Volkswagen AG plans to boost its electric push in China, the world’s biggest auto market, by pumping 2.1 billion euros in two Chinese electric vehicle players.
Volkswagen said it will invest 1 billion euros to take a 50% stake in the state-owned parent of Anhui Jianghuai Automobile Group (JAC Motors), also taking full management control of the its existing electric vehicle joint venture with JAC by raising its stake to 75% from 50%.
Volkswagen’s China chief Stephan Woellenstein told reporters on Friday the venture planned to revamp one existing JAC plant and launch its first electric model based on its MEB platform, an architecture enabling efficient production of various EV models, in 2023.
The joint venture will launch five more electric models by 2025, when the German giant aims to sell 1.5 million new energy vehicles (NEV) – including battery electric cars as well as plug-in hybrid and hydrogen fuel-cell vehicles – a year in China.
In a separate transaction, Volkswagen will pay 1.1 billion euros to acquire 26.5% of Guoxuan High-tech Co Ltd, a maker of electric vehicle batteries, becoming its biggest shareholder. Volkswagen said Guoxuan, based in Hefei like JAC, will supply batteries to its EV models in China.
Woellenstein said Anhui province, where Hefei is located, will be Volkswagen’s EV manufacturing hub in China.
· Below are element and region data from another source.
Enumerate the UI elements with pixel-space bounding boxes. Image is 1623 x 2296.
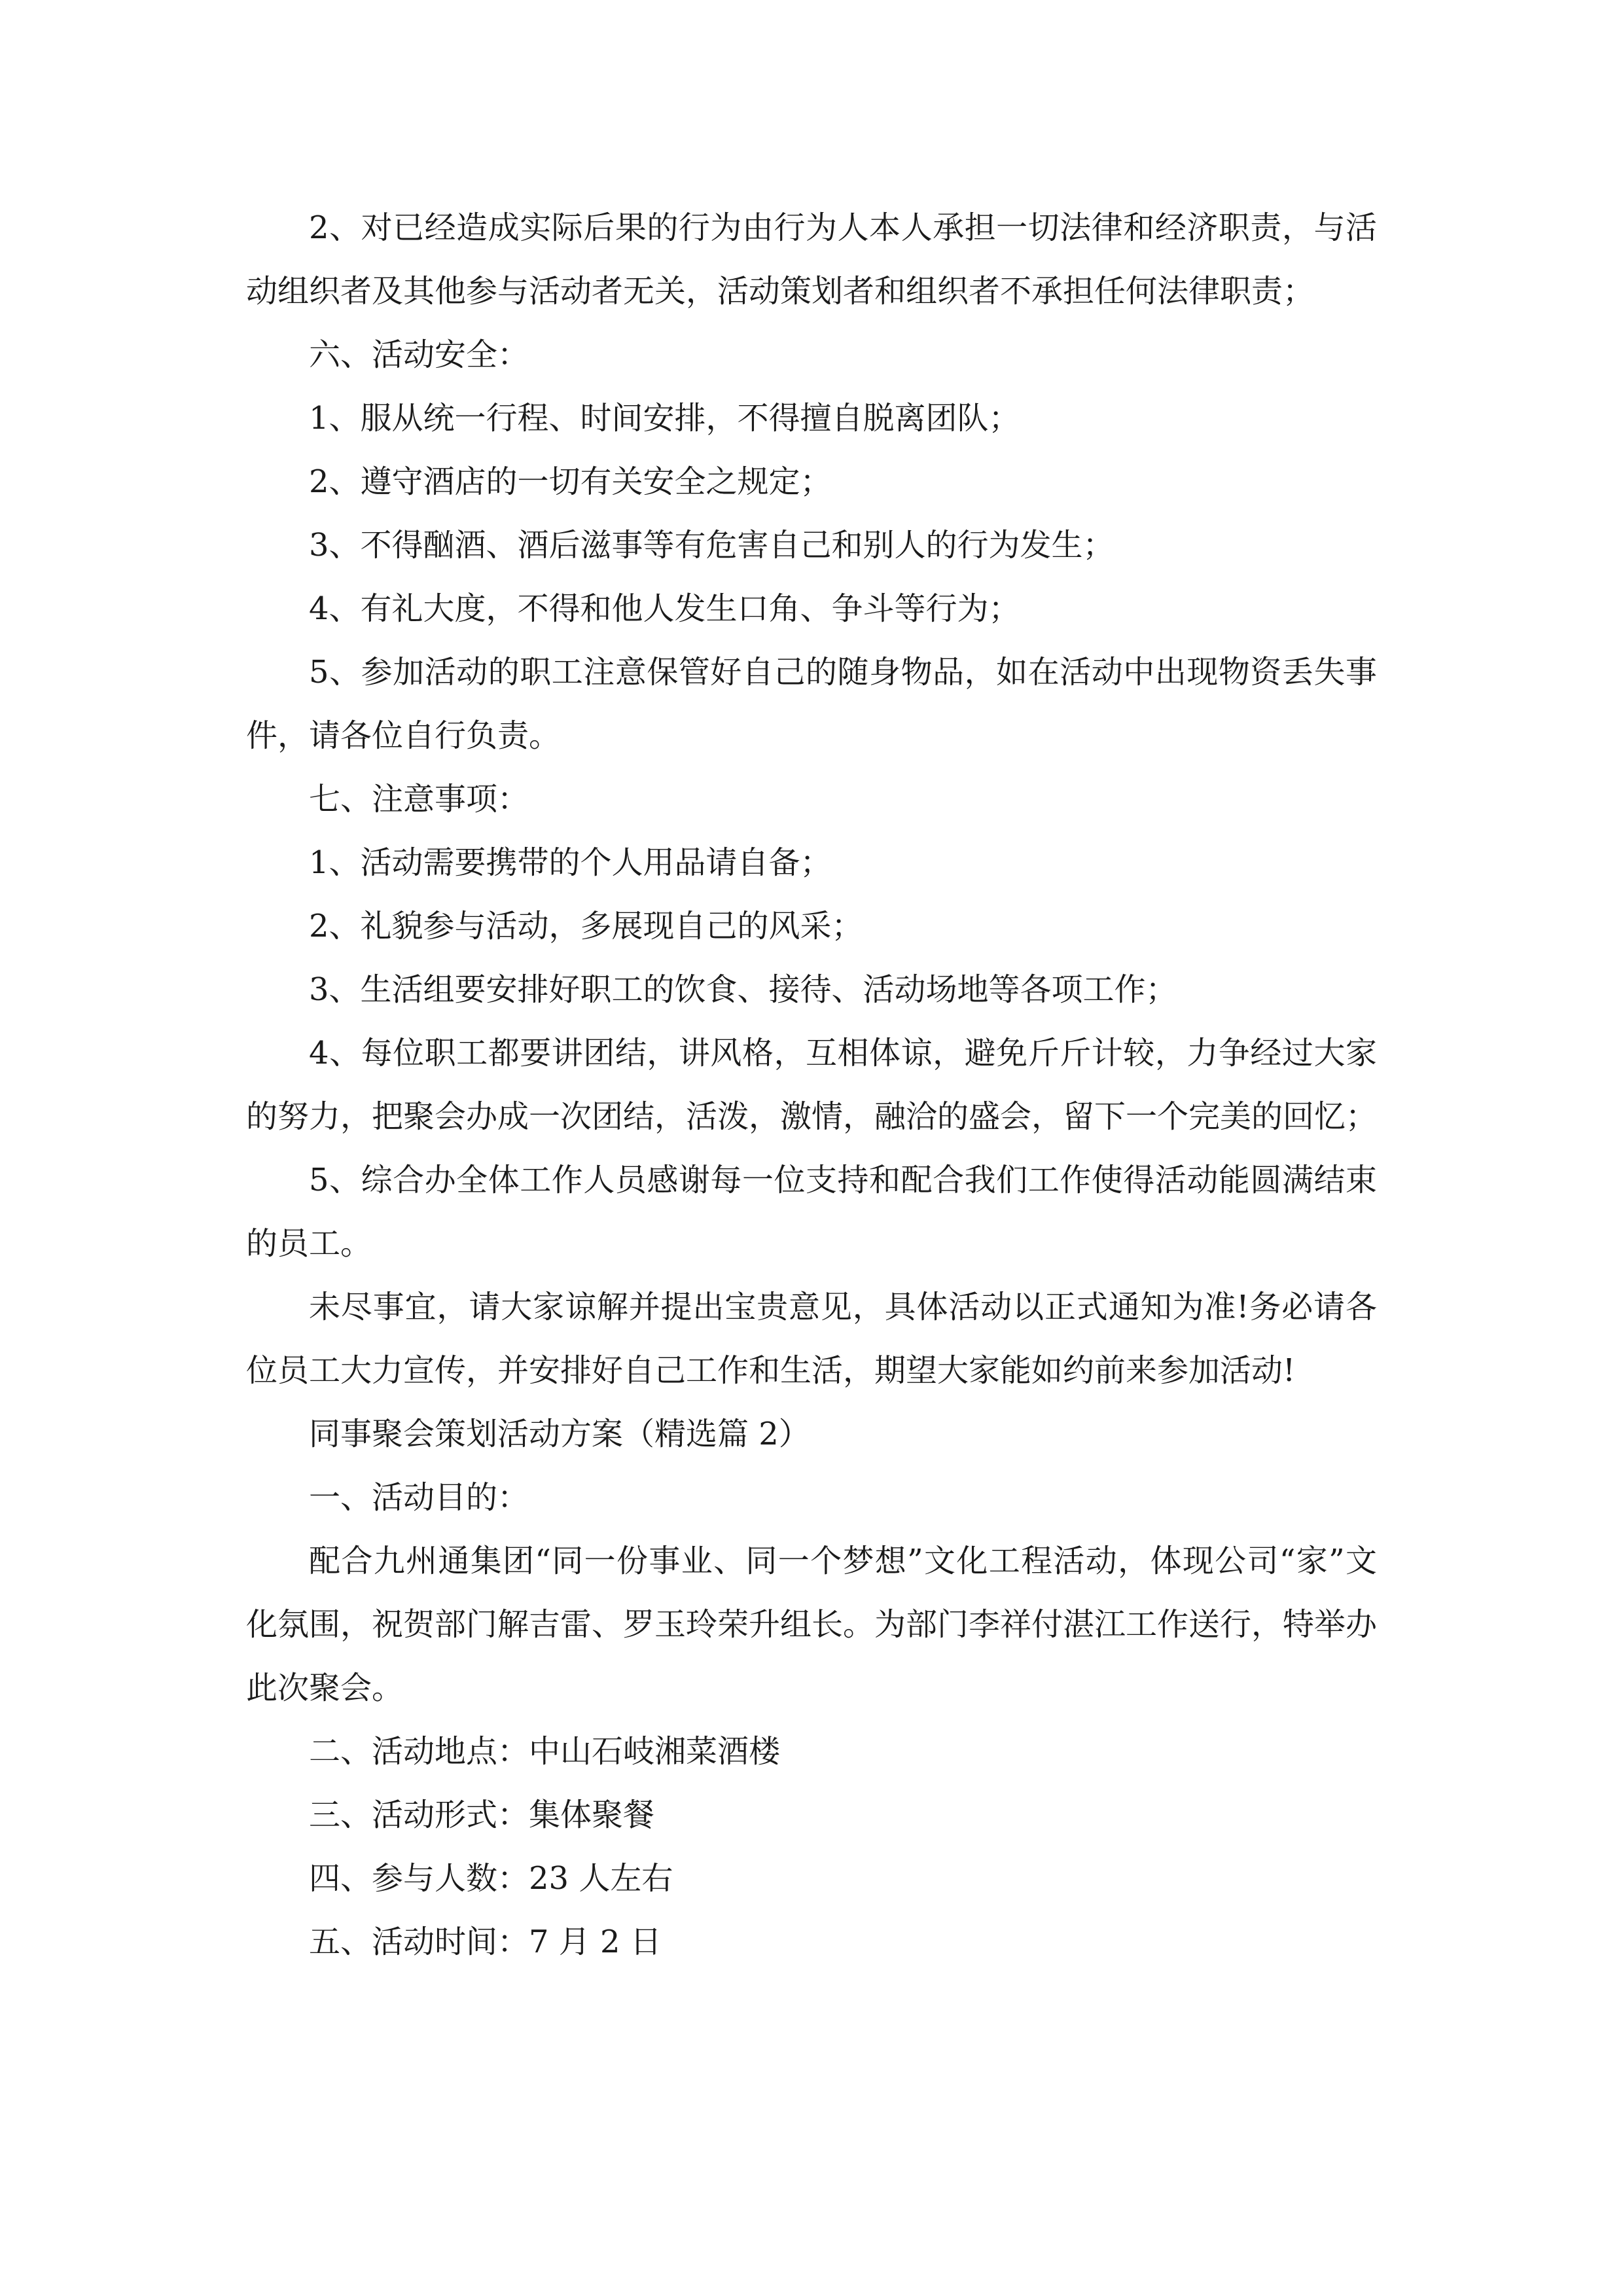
list-item-safety-4: 4、有礼大度，不得和他人发生口角、争斗等行为； — [309, 590, 1020, 627]
paragraph-liability-clause: 2、对已经造成实际后果的行为由行为人本人承担一切法律和经济职责，与活动组织者及其他参与活动者无关，活动策划者和组织者不承担任何法律职责； — [246, 209, 1377, 310]
list-item-safety-5: 5、参加活动的职工注意保管好自己的随身物品，如在活动中出现物资丢失事件，请各位自行负责。 — [246, 654, 1377, 754]
list-item-safety-3: 3、不得酗酒、酒后滋事等有危害自己和别人的行为发生； — [309, 527, 1115, 564]
list-item-notes-4: 4、每位职工都要讲团结，讲风格，互相体谅，避免斤斤计较，力争经过大家的努力，把聚会办成一次团结，活泼，激情，融洽的盛会，留下一个完美的回忆； — [246, 1035, 1378, 1135]
closing-paragraph: 未尽事宜，请大家谅解并提出宝贵意见，具体活动以正式通知为准!务必请各位员工大力宣传，并安排好自己工作和生活，期望大家能如约前来参加活动! — [246, 1289, 1377, 1389]
participant-count: 四、参与人数：23 人左右 — [309, 1860, 673, 1897]
list-item-notes-1: 1、活动需要携带的个人用品请自备； — [309, 844, 832, 881]
purpose-paragraph: 配合九州通集团“同一份事业、同一个梦想”文化工程活动，体现公司“家”文化氛围，祝贺部门解吉雷、罗玉玲荣升组长。为部门李祥付湛江工作送行，特举办此次聚会。 — [246, 1543, 1378, 1706]
document-body — [246, 196, 1377, 1974]
plan-title-2: 同事聚会策划活动方案（精选篇 2） — [309, 1416, 810, 1452]
list-item-notes-5: 5、综合办全体工作人员感谢每一位支持和配合我们工作使得活动能圆满结束的员工。 — [246, 1162, 1377, 1262]
list-item-safety-1: 1、服从统一行程、时间安排，不得擅自脱离团队； — [309, 400, 1020, 437]
section-heading-safety: 六、活动安全： — [309, 336, 529, 373]
section-heading-notes: 七、注意事项： — [309, 781, 529, 817]
event-format: 三、活动形式：集体聚餐 — [309, 1797, 655, 1833]
event-location: 二、活动地点：中山石岐湘菜酒楼 — [309, 1733, 781, 1770]
list-item-notes-3: 3、生活组要安排好职工的饮食、接待、活动场地等各项工作； — [309, 971, 1177, 1008]
section-heading-purpose: 一、活动目的： — [309, 1479, 529, 1516]
list-item-safety-2: 2、遵守酒店的一切有关安全之规定； — [309, 463, 832, 500]
event-time: 五、活动时间：7 月 2 日 — [309, 1924, 662, 1960]
list-item-notes-2: 2、礼貌参与活动，多展现自己的风采； — [309, 908, 863, 944]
The Wolfsburg-based automaker has not changed its EV strategy in China after the global gasoline market tumbled, he said.
He added China’s overall auto sales in the second half of this year will be level with same period last year. Volkswagen China’s full-year sales will be lower than last year due to the sales loss in the first months.
Reuters exclusively reported on Wednesday that VW was in final talks to invest in the two companies.
China has set a target of 25% of 2025 annual vehicle sales to be made up of NEVs. More than 25 million vehicles were sold in China last year.
Friday’s moves also make Volkswagen the latest foreign automaker to increase ownership of operations in China since the government started to relax rules in 2018, with German peer BMW AG quick to take control of its main local venture.
Tesla last year became the first foreign automaker to wholly own a car plant in China.
Volkswagen also has ventures with state-owned China FAW Group Corp Ltd and SAIC Motor Corp Ltd.
Shares in both JAC and Guoxuan climbed their maximum daily limit of 10% on Friday morning. Volkswagen’s shares fell 3%.